Disaster Recovery

The goal of disaster recovery (DR) is to provide high availability at the level of an installation site, and to protect critical workloads hosted on a Roving Edge device against outages and data loss.

The current Roving Edge controller software provides a Disaster Recovery service with orchestration of DR operations from within the Service Enclave. The service is also called native DR because it is built directly into the infrastructure services layer.

Note

The native DR service is shared with Private Cloud Appliance. However, the previous generation disaster recovery service , which might still be used on existing Private Cloud Appliance installations, is NOT supported in the Roving Edge controller software.
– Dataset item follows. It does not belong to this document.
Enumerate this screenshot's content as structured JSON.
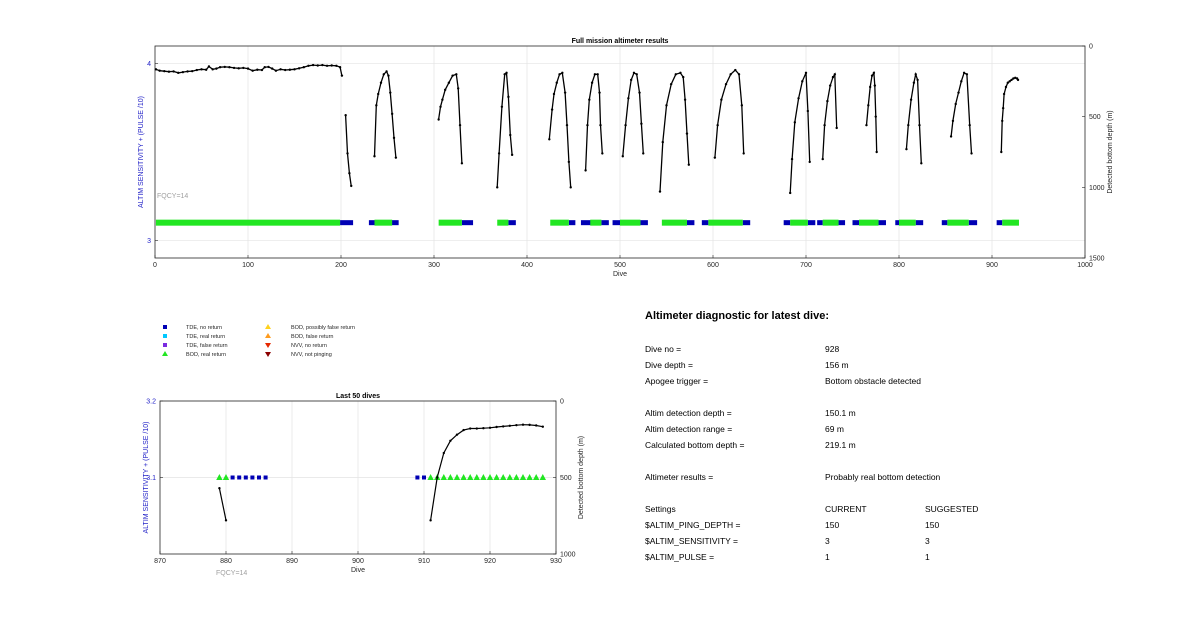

Setting up disaster recovery is the responsibility of a device administrator. The systems participating in the DR setup are fully operational installations on their own, running in different physical locations. A mutual peer connection must be established first, so they can operate as each other's standby or replica in case an outage occurs at one of the sites. The DR services on the primary and standby racks communicate using REST API calls. Local commands are sent to the appropriate cloud infrastructure service through the platform layer's internal messaging and administration services.

The DR service makes a clear distinction between resources and operations. The administrator determines which workloads and resources are under disaster recovery protection by creating and managing DR configurations. The DR configurations define which compute instances are protected against site-level incidents, and map the relevant source and target compartments and networking resources between the peered systems.

DR operations are defined in a DR plan, which outlines the steps to perform during a switchover, failover, or postfailover operation. DR configurations and DR plans are shared between the peered systems, and can be created and maintained from the primary or standby system. DR operations could also be executed from either system, except for failover, which is always triggered from the standby.

It is important to understand what is covered under disaster recovery and what is not.

Disaster recovery supports:
  • Compute instances

  • The block volumes associated with these compute instances

The following limitations apply to the disaster recovery feature:
  • File systems are not supported

  • Object storage is not supported

  • OKE clusters are not supported

  • Application and network load balancers are not supported

  • SR-IOV instances are not supported

  • Compute instances with shared block volumes are not supported.